Configuration and environments

  • Profiles. application.yaml holds base config; application-dev.yaml holds dev overrides. SPRING_PROFILES_ACTIVE=dev selects the profile and the Liquibase dev context.
  • Secrets. Loaded from ./.env (a 1Password-filled FIFO) via spring-dotenv at startup, so the working directory must be the project root.

Testing strategy

Tests form a pyramid, all run under Surefire in mvn test (see ADR-0009):

  • Unit tests — mock collaborators (Mockito), no I/O (RegistrationServiceTest, CustomUserDetailsServiceTest).
  • Slice tests@DataJpaTest against a real Postgres container (UserRepositoryTest, RoleRepositoryTest).
  • Integration test — full context + MockMvc for the end-to-end auth journey (AuthFlowTest).
  • Smoke test — verifies the context starts (LearnDevApplicationTests).

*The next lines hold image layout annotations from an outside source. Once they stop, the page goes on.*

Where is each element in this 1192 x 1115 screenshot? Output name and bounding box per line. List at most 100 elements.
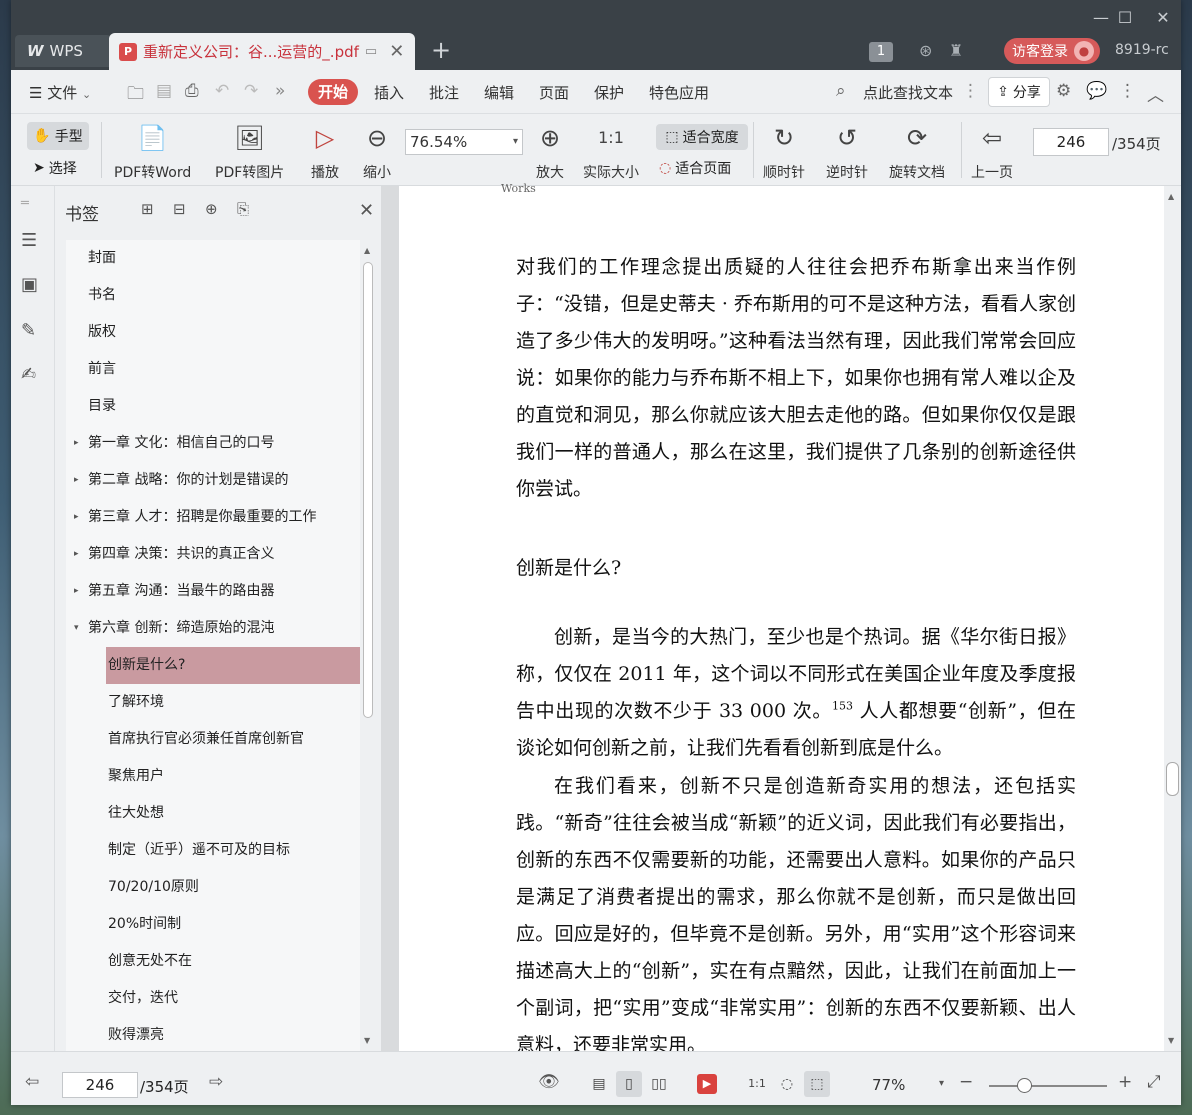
slideshow-icon[interactable]: ▶ bbox=[697, 1074, 717, 1094]
redo-icon[interactable]: ↷ bbox=[244, 81, 258, 101]
bookmark-item[interactable]: 目录 bbox=[66, 388, 360, 425]
document-viewport[interactable]: Works 对我们的工作理念提出质疑的人往往会把乔布斯拿出来当作例子：“没错，但… bbox=[381, 182, 1181, 1056]
zoom-dropdown-icon[interactable]: ▾ bbox=[939, 1078, 944, 1089]
bookmark-item[interactable]: ▸ 第一章 文化：相信自己的口号 bbox=[66, 425, 360, 462]
bookmark-item[interactable]: 败得漂亮 bbox=[66, 1017, 360, 1051]
bookmark-item[interactable]: 封面 bbox=[66, 240, 360, 277]
scroll-down-icon[interactable]: ▼ bbox=[364, 1036, 370, 1045]
shirt-icon[interactable]: ♜ bbox=[949, 41, 963, 60]
select-tool-button[interactable]: ➤ 选择 bbox=[33, 158, 77, 178]
play-button[interactable]: ▷ 播放 bbox=[311, 122, 339, 182]
collapse-all-icon[interactable]: ⊟ bbox=[173, 200, 186, 218]
bookmark-item[interactable]: ▸ 第五章 沟通：当最牛的路由器 bbox=[66, 573, 360, 610]
zoom-plus-icon[interactable]: + bbox=[1118, 1072, 1132, 1092]
collapsed-arrow-icon[interactable]: ▸ bbox=[74, 462, 79, 499]
status-zoom-value[interactable]: 77% bbox=[872, 1076, 905, 1094]
bookmark-item[interactable]: ▾ 第六章 创新：缔造原始的混沌 bbox=[66, 610, 360, 647]
eye-icon[interactable]: 👁 bbox=[538, 1072, 560, 1092]
scroll-up-icon[interactable]: ▲ bbox=[364, 246, 370, 255]
file-menu[interactable]: ☰ 文件 ⌄ bbox=[29, 82, 91, 103]
collapsed-arrow-icon[interactable]: ▸ bbox=[74, 573, 79, 610]
zoom-out-button[interactable]: ⊖ 缩小 bbox=[363, 122, 391, 182]
more-icon[interactable]: » bbox=[275, 81, 285, 101]
tab-edit[interactable]: 编辑 bbox=[484, 82, 514, 103]
bookmark-item[interactable]: 交付，迭代 bbox=[66, 980, 360, 1017]
save-icon[interactable]: ▤ bbox=[156, 81, 172, 101]
bookmark-options-icon[interactable]: ⎘ bbox=[237, 200, 249, 218]
rotate-clockwise-button[interactable]: ↻ 顺时针 bbox=[763, 122, 805, 182]
actual-size-button[interactable]: 1:1 实际大小 bbox=[583, 122, 639, 182]
bookmark-item[interactable]: 书名 bbox=[66, 277, 360, 314]
bookmark-item[interactable]: 了解环境 bbox=[66, 684, 360, 721]
more-vertical-icon[interactable]: ⋮ bbox=[1119, 81, 1136, 101]
collapsed-arrow-icon[interactable]: ▸ bbox=[74, 425, 79, 462]
fit-width-button[interactable]: ⬚ 适合宽度 bbox=[656, 124, 748, 150]
document-scrollbar[interactable]: ▲ ▼ bbox=[1164, 186, 1181, 1051]
bookmark-item[interactable]: 70/20/10原则 bbox=[66, 869, 360, 906]
pdf-to-word-button[interactable]: 📄 PDF转Word bbox=[114, 122, 191, 182]
zoom-select[interactable]: 76.54% ▾ bbox=[405, 129, 523, 155]
new-tab-icon[interactable]: + bbox=[431, 36, 451, 64]
rotate-document-button[interactable]: ⟳ 旋转文档 bbox=[889, 122, 945, 182]
annotation-icon[interactable]: ✎ bbox=[21, 320, 36, 341]
bookmark-item[interactable]: 往大处想 bbox=[66, 795, 360, 832]
tab-count-badge[interactable]: 1 bbox=[869, 42, 893, 62]
tab-comment[interactable]: 批注 bbox=[429, 82, 459, 103]
bookmark-item[interactable]: 版权 bbox=[66, 314, 360, 351]
tab-page[interactable]: 页面 bbox=[539, 82, 569, 103]
status-page-input[interactable]: 246 bbox=[62, 1072, 138, 1098]
add-bookmark-icon[interactable]: ⊕ bbox=[205, 200, 218, 218]
bookmark-item[interactable]: ▸ 第二章 战略：你的计划是错误的 bbox=[66, 462, 360, 499]
scroll-up-icon[interactable]: ▲ bbox=[1168, 192, 1174, 201]
tab-document[interactable]: P 重新定义公司：谷...运营的_.pdf ▭ ✕ bbox=[109, 33, 415, 70]
zoom-slider[interactable] bbox=[989, 1078, 1107, 1093]
tab-features[interactable]: 特色应用 bbox=[649, 82, 709, 103]
tab-wps-home[interactable]: W WPS bbox=[15, 35, 111, 67]
vertical-dots-icon[interactable]: ⋮ bbox=[962, 81, 979, 101]
tab-close-icon[interactable]: ✕ bbox=[389, 41, 404, 62]
fit-page-status-icon[interactable]: ◌ bbox=[774, 1071, 800, 1097]
bookmark-item[interactable]: 20%时间制 bbox=[66, 906, 360, 943]
hand-tool-button[interactable]: ✋ 手型 bbox=[27, 122, 89, 150]
next-page-arrow-icon[interactable]: ⇨ bbox=[209, 1072, 223, 1092]
single-page-icon[interactable]: ▯ bbox=[616, 1071, 642, 1097]
close-panel-icon[interactable]: ✕ bbox=[359, 200, 374, 221]
bookmark-item[interactable]: 聚焦用户 bbox=[66, 758, 360, 795]
monitor-icon[interactable]: ▭ bbox=[365, 44, 377, 59]
collapse-ribbon-icon[interactable]: ︿ bbox=[1147, 81, 1164, 106]
fit-page-button[interactable]: ◌ 适合页面 bbox=[659, 158, 731, 178]
fullscreen-icon[interactable]: ⤢ bbox=[1147, 1072, 1161, 1092]
bookmark-item[interactable]: 首席执行官必须兼任首席创新官 bbox=[66, 721, 360, 758]
zoom-slider-knob[interactable] bbox=[1017, 1078, 1032, 1093]
continuous-view-icon[interactable]: ▤ bbox=[586, 1071, 612, 1097]
maximize-icon[interactable]: ☐ bbox=[1111, 8, 1139, 32]
collapsed-arrow-icon[interactable]: ▸ bbox=[74, 499, 79, 536]
prev-page-arrow-icon[interactable]: ⇦ bbox=[25, 1072, 39, 1092]
zoom-in-button[interactable]: ⊕ 放大 bbox=[536, 122, 564, 182]
leaf-icon[interactable]: ⊛ bbox=[919, 41, 932, 60]
close-icon[interactable]: ✕ bbox=[1149, 8, 1177, 32]
thumbnail-icon[interactable]: ▣ bbox=[21, 274, 38, 295]
pdf-to-image-button[interactable]: 🖼 PDF转图片 bbox=[215, 122, 284, 182]
guest-login-button[interactable]: 访客登录 ● bbox=[1004, 38, 1100, 64]
bookmark-item[interactable]: 创意无处不在 bbox=[66, 943, 360, 980]
expanded-arrow-icon[interactable]: ▾ bbox=[74, 610, 79, 647]
two-page-icon[interactable]: ▯▯ bbox=[646, 1071, 672, 1097]
search-icon[interactable]: ⌕ bbox=[836, 81, 846, 101]
tab-protect[interactable]: 保护 bbox=[594, 82, 624, 103]
tab-insert[interactable]: 插入 bbox=[374, 82, 404, 103]
bookmark-item[interactable]: ▸ 第四章 决策：共识的真正含义 bbox=[66, 536, 360, 573]
actual-size-status-icon[interactable]: 1:1 bbox=[744, 1071, 770, 1097]
bookmark-item[interactable]: 创新是什么? bbox=[66, 647, 360, 684]
signature-icon[interactable]: ✍ bbox=[21, 364, 36, 385]
expand-all-icon[interactable]: ⊞ bbox=[141, 200, 154, 218]
bookmark-item[interactable]: 前言 bbox=[66, 351, 360, 388]
comment-icon[interactable]: 💬 bbox=[1086, 81, 1107, 101]
print-icon[interactable]: ⎙ bbox=[185, 81, 199, 101]
open-folder-icon[interactable]: 🗀 bbox=[127, 81, 144, 110]
bookmark-list-icon[interactable]: ☰ bbox=[21, 230, 37, 251]
document-scroll-thumb[interactable] bbox=[1166, 762, 1179, 796]
gear-icon[interactable]: ⚙ bbox=[1056, 81, 1071, 101]
find-text-button[interactable]: 点此查找文本 bbox=[863, 82, 953, 103]
zoom-minus-icon[interactable]: − bbox=[959, 1072, 973, 1092]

Tests use a real PostgreSQL via Testcontainers rather than H2 (see ADR-0006), shared as a static singleton container (see ADR-0008).

Build and run

  • make test — run the suite (Podman-aware Testcontainers wiring).
  • make run — start the databases and run the app (http://localhost:8080/).
  • docker compose up -d — start Postgres and Mongo (docker is Podman here).

Direction of travel

  • Password-reset flow with email (Mailpit locally, see ADR-0004).
  • Possible extraction of microservices, with service-to-service authentication (ADR-0002).
  • A SUPERADMIN role (deferred under YAGNI; issue #65).